The renaissance of unions as well as the enactment of stricter legislation requiring employers to provide healthcare, other benefits, and adequate notice of layoffs would cut into corporate profitability and slow economic growth. Corporate profit margins would then decline. Financial wealth would then decline as well.
Profit margins are currently elevated as are the scale and concentration of financial wealth. There can be some give.6
More good jobs for slower growth and lower profits. That’s a good trade because otherwise the “rough beast” that reverses hyper capitalism and ends this Second Gilded Age may be far worse for everyone. 7
Question for the comments: Feel free to comment on either “My Inner Authenticity” or Capitalism Without Guardrails” or let me know if you like the two short essays format.
Below is the full video of the conversation among Adelle Waldman, Al Filreis, and me at Kelly Writers House.
Kelly Writers House is an amazing literary community with many programs open to anyone. It’s an actual house on the campus and combines the online and the in-real-life in a beautiful way.
There’s some hard to predict set of circumstances when a country’s debt and future deficit situation become untenable, and the result is financial panic. Both American political parties have been irresponsible about deficits. I fear responsibility will only come when the panic comes.
The scariest dystopian novel I’ve read is Lionel Shriver’s The Mandibles. It’s an all too realistic scenario of a debt panic in the near future. Far scarier than zombies!
I wrote about that fear recently in Our Second Gilded Age Goes Supernova. Also, this is my second post in a row that references the Yeats poem “The Second Coming.” I’m full of passionate intensity for that poem.








I liked this, and agreed with the last paragraph. I'm just not convinced that a better pay/slower growth strategy will work. Slower growth means fewer jobs, so the people who have jobs have better jobs, but there will more people with no job at all. P. S. You're a talented writer with something to say, so yes to the Substack and yes to the book.
It's obvious that Bezos, Zuckerberg, Musk, et al should be paying more in taxes than they do, but the GOP (and Trump) are beholden to them. I'm not saying they are no billionaire Democrats, but the out and out Inaguration attending, Tim Cook presenting a made up award to Trump, etc, make it clear.

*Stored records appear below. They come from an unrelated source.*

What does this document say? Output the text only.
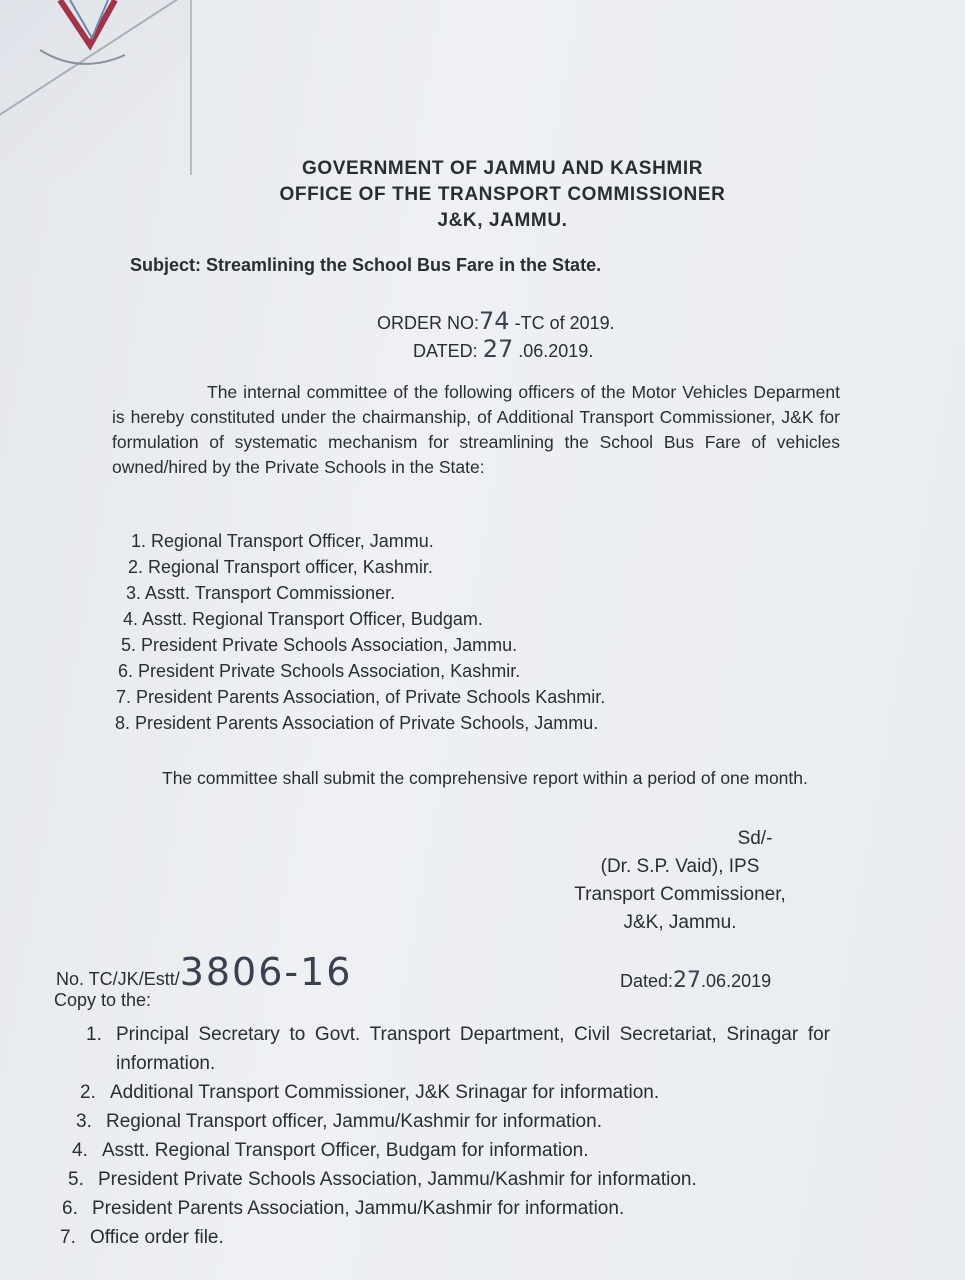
GOVERNMENT OF JAMMU AND KASHMIR
OFFICE OF THE TRANSPORT COMMISSIONER
J&K, JAMMU.
Subject: Streamlining the School Bus Fare in the State.
ORDER NO:74 -TC of 2019.
DATED: 27 .06.2019.
The internal committee of the following officers of the Motor Vehicles Deparment is hereby constituted under the chairmanship, of Additional Transport Commissioner, J&K for formulation of systematic mechanism for streamlining the School Bus Fare of vehicles owned/hired by the Private Schools in the State:
1. Regional Transport Officer, Jammu.
2. Regional Transport officer, Kashmir.
3. Asstt. Transport Commissioner.
4. Asstt. Regional Transport Officer, Budgam.
5. President Private Schools Association, Jammu.
6. President Private Schools Association, Kashmir.
7. President Parents Association, of Private Schools Kashmir.
8. President Parents Association of Private Schools, Jammu.
The committee shall submit the comprehensive report within a period of one month.
Sd/-
(Dr. S.P. Vaid), IPS
Transport Commissioner,
J&K, Jammu.
No. TC/JK/Estt/3806-16	Dated:27.06.2019
Copy to the:
1. Principal Secretary to Govt. Transport Department, Civil Secretariat, Srinagar for information.
2. Additional Transport Commissioner, J&K Srinagar for information.
3. Regional Transport officer, Jammu/Kashmir for information.
4. Asstt. Regional Transport Officer, Budgam for information.
5. President Private Schools Association, Jammu/Kashmir for information.
6. President Parents Association, Jammu/Kashmir for information.
7. Office order file.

I've purposely bought as little as possible from Wal Mart for years because of their treatment of their workers. I read an article in the WSJ years ago that they deliberately classify the majority of their hourly workers as part time to avoid paying benefits. In counties where Wal Mart is the main employer, the majority of ER visits are from Wal Mart workers because they can't afford to go to a doctor. A year or two a story went viral that a local Wal Mart was having a food drive... for its own employees! I don't want to hear how wonderful the Crystal Bridges Museum is if you are not paying your workers enough.
I am a retail sales person on commission in an upscale suburban mall. My employer likes to consider themselves 'one of the good ones' and in many instances they are. But retail is retail, they are going to schedule you when they want (luckily my kids are grown so I don't have to worry about childcare) and tell you to do multiple jobs so they don't have to hire more support staff. I'm not sure that a Union works for commission associates, but never forget that we have a weekend because of the Unions!